Des chantiers prioritaires pour une sortie de crise durable

Pour que la réconciliation avec la CEDEAO se traduise par des effets concrets, la Guinée devra avancer sur plusieurs fronts :

  • La tenue d’élections crédibles : il ne suffit pas d’organiser un scrutin, mais de garantir son caractère inclusif, transparent et sécurisé. Cela implique un fichier électoral fiable, une participation équitable de toutes les forces politiques, et un dispositif logistique bien préparé.
  • Un dialogue national réel : au-delà des comités organisés, il faudra créer un cadre où tous les acteurs – partis, syndicats, associations, religieux, diaspora – peuvent prendre part aux débats démocratiques.
  • Un renforcement de l’appareil judiciaire : pour juger les cas d’abus, mais aussi pour donner confiance aux investisseurs étrangers dont l’arrivée est capitale dans la relance économique.
  • Une redéfinition des priorités économiques : au lieu de s’appuyer uniquement sur les minerais, la Guinée peut diversifier son économie par l’agriculture, l’artisanat, le tourisme durable et les services numériques. Et pour cela, la stabilité est le socle indispensable.

Chacun de ces défis est colossal, mais ils sont aussi l’occasion pour la Guinée de montrer sa capacité à se relever avec méthode et responsabilité. Les partenaires, de leur côté, attendent des signaux forts et cohérents. Car la patience, on le sait, n’est pas un crédit illimité.

Une CEDEAO sous pression, elle aussi

Il serait injuste de considérer la CEDEAO comme un arbitre neutre. L’organisation est elle-même fragilisée par des critiques récurrentes : mauvaise gestion des crises, efficacité discutable, lenteur de réaction. La vague de coups d’État dans la région (Mali, Burkina Faso, Niger) a mis à nu ses limites. Et chaque sanction adoptée sans concertation alimente la défiance populaire envers des institutions régionales souvent perçues comme lointaines.

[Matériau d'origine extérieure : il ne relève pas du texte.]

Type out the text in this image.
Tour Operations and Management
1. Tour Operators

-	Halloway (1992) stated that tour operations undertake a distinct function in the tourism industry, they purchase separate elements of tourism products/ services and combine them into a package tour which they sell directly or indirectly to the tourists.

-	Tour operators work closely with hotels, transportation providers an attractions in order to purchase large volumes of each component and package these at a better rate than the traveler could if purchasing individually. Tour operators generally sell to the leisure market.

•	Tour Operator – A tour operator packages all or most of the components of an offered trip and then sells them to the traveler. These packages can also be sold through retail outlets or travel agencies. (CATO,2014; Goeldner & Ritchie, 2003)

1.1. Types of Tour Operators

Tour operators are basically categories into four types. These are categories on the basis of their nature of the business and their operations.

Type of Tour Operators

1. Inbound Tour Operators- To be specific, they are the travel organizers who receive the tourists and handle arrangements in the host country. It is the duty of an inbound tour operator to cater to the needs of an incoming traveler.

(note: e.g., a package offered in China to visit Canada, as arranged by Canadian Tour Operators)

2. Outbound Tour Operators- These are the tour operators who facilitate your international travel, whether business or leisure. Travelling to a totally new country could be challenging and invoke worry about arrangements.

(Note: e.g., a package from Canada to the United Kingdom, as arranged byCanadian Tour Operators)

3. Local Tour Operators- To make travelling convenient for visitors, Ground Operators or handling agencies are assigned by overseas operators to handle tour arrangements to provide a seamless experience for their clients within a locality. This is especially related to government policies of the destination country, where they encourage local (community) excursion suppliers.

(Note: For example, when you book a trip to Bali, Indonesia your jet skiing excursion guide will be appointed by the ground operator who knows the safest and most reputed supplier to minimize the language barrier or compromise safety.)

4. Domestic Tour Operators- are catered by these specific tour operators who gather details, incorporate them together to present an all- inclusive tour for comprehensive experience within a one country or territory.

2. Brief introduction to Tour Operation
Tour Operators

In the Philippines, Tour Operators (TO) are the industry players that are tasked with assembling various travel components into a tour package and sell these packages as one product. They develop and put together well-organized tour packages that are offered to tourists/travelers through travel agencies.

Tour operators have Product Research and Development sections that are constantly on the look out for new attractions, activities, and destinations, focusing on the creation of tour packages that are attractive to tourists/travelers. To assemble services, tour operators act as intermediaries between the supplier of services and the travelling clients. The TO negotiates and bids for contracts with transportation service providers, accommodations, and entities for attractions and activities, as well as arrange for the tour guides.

Mais ces dernières semaines, le ton de la CEDEAO semble évoluer. Moins de menaces, plus d’incitations. Moins de conditionnalités brutales, plus de négociations techniques. Un changement de méthode souhaité aussi par les sociétés civiles ouest-africaines, fatiguées d’assister à des bras de fer politiciens tandis que les besoins concrets persistent : accès à l’eau, à l’électricité, à l’emploi, à l’éducation.

Pour la Guinée, ce contexte peut être une opportunité. En mettant en avant ses efforts de stabilisation, son engagement pour des élections crédibles, et sa volonté de coopérer, elle pourrait regagner sa place dans une CEDEAO qui cherche elle aussi à se réinventer.

Vers un nouvel équilibre ?

Rétablir une relation de confiance entre la Guinée et la CEDEAO ne passe ni par les slogans, ni par les discours solennels. Cela demande des actes vérifiables, partagés, ancrés dans les réalités du pays. Cela suppose aussi un engagement de long terme, où la stabilité politique rime avec justice, participation citoyenne et relance économique.

Le chemin est encore long, mais il est balisé. Le succès de cette réconciliation dépendra autant de la vision stratégique des dirigeants que de leur capacité à écouter les préoccupations de ceux qu’ils gouvernent. Et comme souvent en politique, c’est à l’épreuve des faits que se mesure la sincérité des engagements.

Alors, la Guinée parviendra-t-elle à reconstruire des liens solides avec ses voisins de l’Afrique de l’Ouest ? L’Histoire reste à écrire. Mais chaque pas vers plus de dialogue, de transparence et de responsabilité est déjà, en soi, un acte de réconciliation.